Lui — dans une veste qui sentait le temps passé.
Elle — dans une robe « qui servirait bien un jour ».
Leurs témoins : le voisin et la boulangère, ravis d’assister à un événement pareil.

Quand le maire prononça : « Vous pouvez embrasser la mariée », Émile hésita, rit, puis lui déposa un baiser sur la joue.
Tout le monde applaudit. Même le chat, si l’on en croit Lucienne.


Les premières semaines furent une période d’ajustement : deux vieux engrenages qu’il fallait remettre en route.
Il se levait à six heures, pestait contre la bouilloire.
Elle râlait qu’il faisait le bruit d’un troupeau et se rendormait dix minutes.

Il préparait de la bouillie. Elle, de vrais petits déjeuners : croissants, café, radio.
Il se plaignait que son café soit amer.
Elle répondait :
— La vie aussi, mais on la boit quand même.

Ils riaient, se chamaillaient, se réconciliaient autour d’une soupe.
Et surtout, la maison d’Émile cessa d’être silencieuse.
Il y avait des pas, des voix, de la musique, des odeurs de pain grillé.


Un soir, on frappa de nouveau.
Les enfants.
Cette fois, furieux.

— Tu t’es marié ? Avec la voisine ? Tu es fou ! Elle veut juste ta maison !
Lucienne essuya calmement ses mains sur son tablier et sortit de la cuisine.
— Messieurs, dit-elle d’un ton doux. Votre maison ne m’intéresse pas. J’ai déjà la mienne.
— Alors pourquoi ?
— Pour qu’il ne dîne plus seul. Pour que quelqu’un lui demande comment il a dormi. Parfois, c’est tout ce qu’il faut pour vivre plus longtemps.

Silence.
Les enfants partirent sans un mot.
Émile servit deux verres de vin.

— Tu viens de sauver mon jardin, dit-il.
— Et toi, il me semble que tu sauves ma vie.
— Avec quoi ?
— Avec ton entêtement et ton café tiède.

Ils rirent. Puis se turent.
Dans la fenêtre se reflétait le vieux cerisier, tout en fleurs.


Les mois passèrent.
Il se levait toujours trop tôt.
Elle faisait toujours un café atroce.
Ils se disputaient toujours — juste pour la forme.

Parfois, le soir, il prenait sa main et lui parlait de Catherine.
Lucienne écoutait sans jalousie : elle savait qu’il y avait de la place dans son cœur pour toutes les femmes qu’il avait aimées.
Et parfois, c’était elle qui racontait son mari, « bricoleur génial mais incapable de se réparer lui-même ».

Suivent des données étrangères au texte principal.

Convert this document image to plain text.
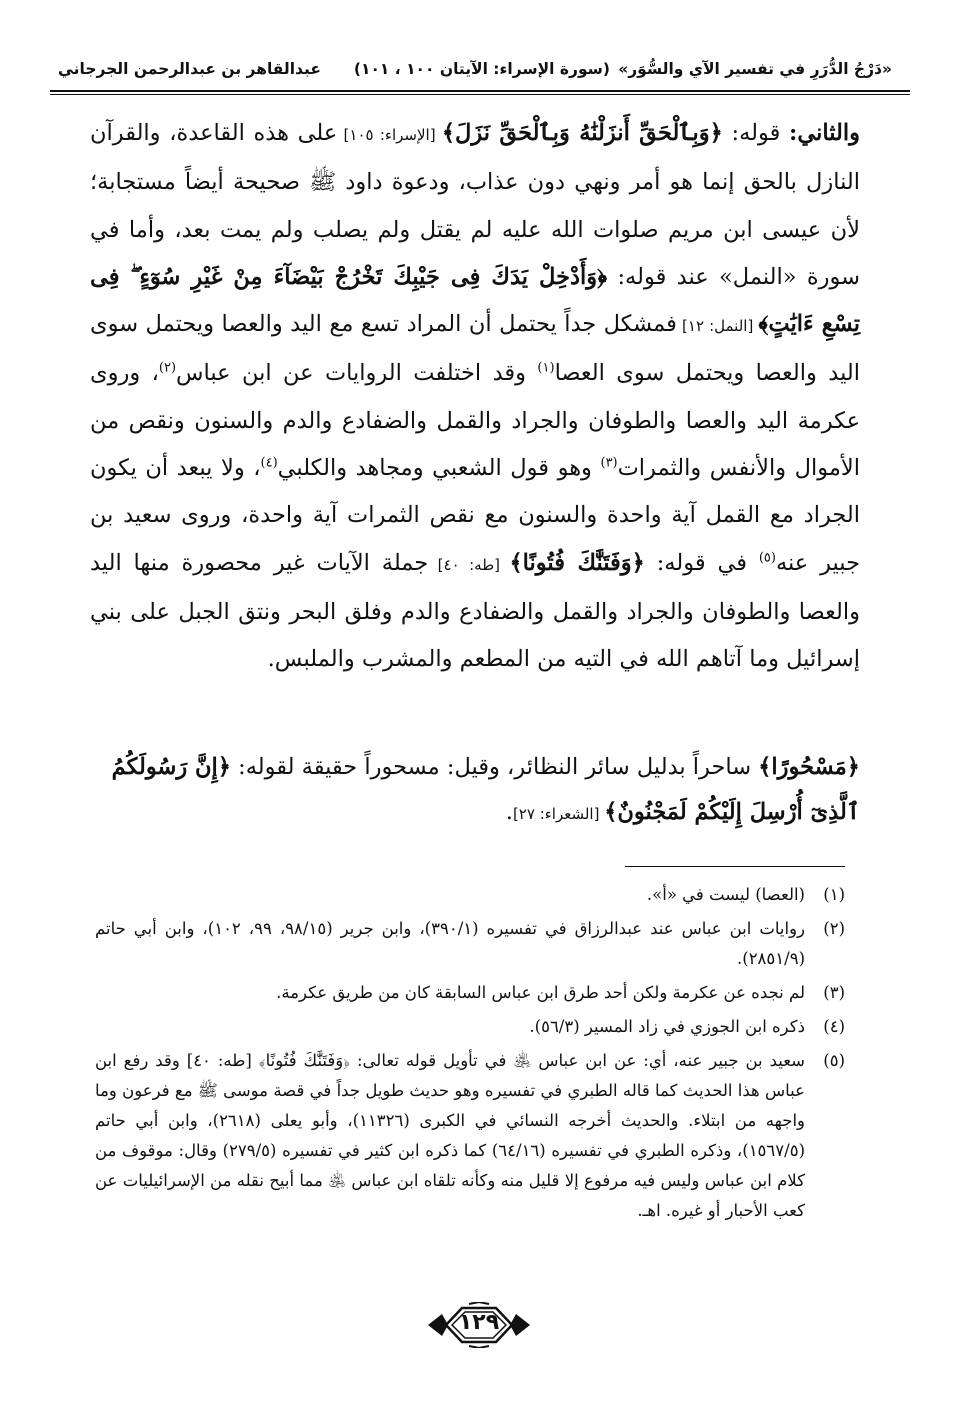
«دَرْجُ الدُّرَرِ في تفسير الآي والسُّوَر»
(سورة الإسراء: الآيتان ١٠٠ ، ١٠١)
عبدالقاهر بن عبدالرحمن الجرجاني

والثاني: قوله: ﴿وَبِٱلْحَقِّ أَنزَلْنَٰهُ وَبِٱلْحَقِّ نَزَلَ﴾ [الإسراء: ١٠٥] على هذه القاعدة، والقرآن النازل بالحق إنما هو أمر ونهي دون عذاب، ودعوة داود ﷺ صحيحة أيضاً مستجابة؛ لأن عيسى ابن مريم صلوات الله عليه لم يقتل ولم يصلب ولم يمت بعد، وأما في سورة «النمل» عند قوله: ﴿وَأَدْخِلْ يَدَكَ فِى جَيْبِكَ تَخْرُجْ بَيْضَآءَ مِنْ غَيْرِ سُوٓءٍ ۖ فِى تِسْعِ ءَايَٰتٍ﴾ [النمل: ١٢] فمشكل جداً يحتمل أن المراد تسع مع اليد والعصا ويحتمل سوى اليد والعصا ويحتمل سوى العصا$^{(١)}$ وقد اختلفت الروايات عن ابن عباس$^{(٢)}$، وروى عكرمة اليد والعصا والطوفان والجراد والقمل والضفادع والدم والسنون ونقص من الأموال والأنفس والثمرات$^{(٣)}$ وهو قول الشعبي ومجاهد والكلبي$^{(٤)}$، ولا يبعد أن يكون الجراد مع القمل آية واحدة والسنون مع نقص الثمرات آية واحدة، وروى سعيد بن جبير عنه$^{(٥)}$ في قوله: ﴿وَفَتَنَّٰكَ فُتُونًا﴾ [طه: ٤٠] جملة الآيات غير محصورة منها اليد والعصا والطوفان والجراد والقمل والضفادع والدم وفلق البحر ونتق الجبل على بني إسرائيل وما آتاهم الله في التيه من المطعم والمشرب والملبس.

﴿مَسْحُورًا﴾ ساحراً بدليل سائر النظائر، وقيل: مسحوراً حقيقة لقوله: ﴿إِنَّ رَسُولَكُمُ ٱلَّذِىٓ أُرْسِلَ إِلَيْكُمْ لَمَجْنُونٌ﴾ [الشعراء: ٢٧].

(١)
(العصا) ليست في «أ».
(٢)
روايات ابن عباس عند عبدالرزاق في تفسيره (٣٩٠/١)، وابن جرير (٩٨/١٥، ٩٩، ١٠٢)، وابن أبي حاتم (٢٨٥١/٩).
(٣)
لم نجده عن عكرمة ولكن أحد طرق ابن عباس السابقة كان من طريق عكرمة.
(٤)
ذكره ابن الجوزي في زاد المسير (٥٦/٣).
(٥)
سعيد بن جبير عنه، أي: عن ابن عباس ﵁ في تأويل قوله تعالى: ﴿وَفَتَنَّٰكَ فُتُونًا﴾ [طه: ٤٠] وقد رفع ابن عباس هذا الحديث كما قاله الطبري في تفسيره وهو حديث طويل جداً في قصة موسى ﷺ مع فرعون وما واجهه من ابتلاء. والحديث أخرجه النسائي في الكبرى (١١٣٢٦)، وأبو يعلى (٢٦١٨)، وابن أبي حاتم (١٥٦٧/٥)، وذكره الطبري في تفسيره (٦٤/١٦) كما ذكره ابن كثير في تفسيره (٢٧٩/٥) وقال: موقوف من كلام ابن عباس وليس فيه مرفوع إلا قليل منه وكأنه تلقاه ابن عباس ﵁ مما أبيح نقله من الإسرائيليات عن كعب الأحبار أو غيره. اهـ.
١٢٩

Ils ne cherchaient pas à remplacer qui que ce soit.
Ils avaient trouvé une continuité.


Un soir d’été, alors que le soleil se couchait derrière le cerisier, Émile demanda :
— Tu ne regrettes pas d’avoir accepté cette folie ?
Elle sourit.
— Non. C’est la décision la plus folle de ma vie…
Elle serra sa main.
— …et la plus authentique.

Il hocha la tête.
Et pour la première fois depuis longtemps, il sentit que la maison respirait à nouveau.